Джон набрал побольше воздуха. Дрожь в животе все не унималась. Продолжать, не сбиваться!

– Группа Фонтанелли в будущем, как мне кажется, будет играть в мировой экономике значительную роль. Это побуждает меня инициировать некоторые хозяйственно-политические изменения, которые, я думаю, в долгосрочной перспективе пойдут во благо людям. Я поддержал бы соответствующую политику, даже неся убытки, в надежде, что Fontanelli Enterprises подаст пример, которому последуют и другие.

Он посмотрел в растерянные лица.

Алан Смит, сидящий на нижнем конце стола, схватился за свой бокал, и до Джона донеслось его бормотание:

– Ну, сейчас будет…

Лицо премьер-министра закаменело.

– Я рад слышать о вашей готовности к сотрудничеству, – сказал он абсолютно безрадостным тоном. – Но, тем не менее, я должен напомнить, что в демократической стране корректный путь достижения политических изменений должен вестись через парламент, а не через частные договоренности за ужином.

Виктория Хольден подалась вперед, жемчуг ее ожерелья невзначай со звоном царапнул по ее тарелке.

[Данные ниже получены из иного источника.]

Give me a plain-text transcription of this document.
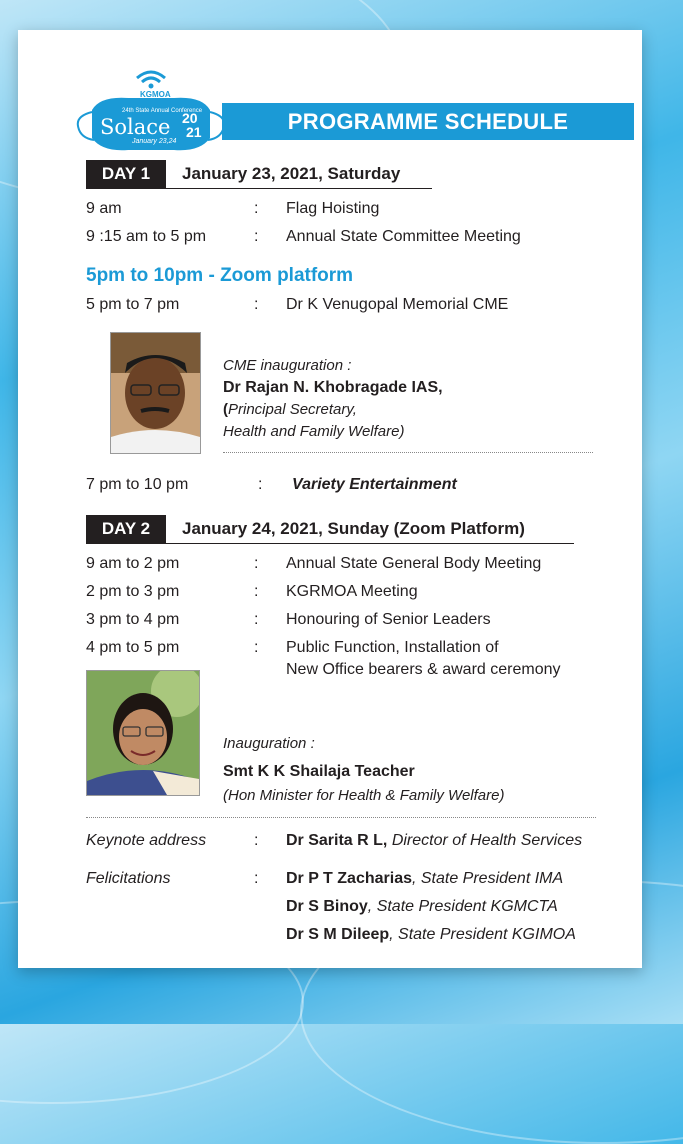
KGMOA
24th State Annual Conference
Solace 20
21
January 23,24
PROGRAMME SCHEDULE
DAY 1	January 23, 2021, Saturday
9 am	: Flag Hoisting
9 :15 am to 5 pm	: Annual State Committee Meeting
5pm to 10pm - Zoom platform
5 pm to 7 pm	: Dr K Venugopal Memorial CME
CME inauguration :
Dr Rajan N. Khobragade IAS,
(Principal Secretary,
Health and Family Welfare)
7 pm to 10 pm	: Variety Entertainment
DAY 2	January 24, 2021, Sunday (Zoom Platform)
9 am to 2 pm	: Annual State General Body Meeting
2 pm to 3 pm	: KGRMOA Meeting
3 pm to 4 pm	: Honouring of Senior Leaders
4 pm to 5 pm	: Public Function, Installation of
New Office bearers & award ceremony
Inauguration :
Smt K K Shailaja Teacher
(Hon Minister for Health & Family Welfare)
Keynote address	: Dr Sarita R L, Director of Health Services
Felicitations	: Dr P T Zacharias, State President IMA
Dr S Binoy, State President KGMCTA
Dr S M Dileep, State President KGIMOA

– Мистер Фонтанелли, не объясните ли вы нам, какие конкретно хозяйственно-политические изменения вы имели в виду?

Джон благодарно взглянул на нее. «Мисс Хольден, невзирая на ее почти восемьдесят лет, будет за вашим столом представителем самой открытой и передовой мысли, – предвидел Маккейн. – И то, что она скажет, будет иметь больший вес, чем можно предположить по тиражам ее газеты».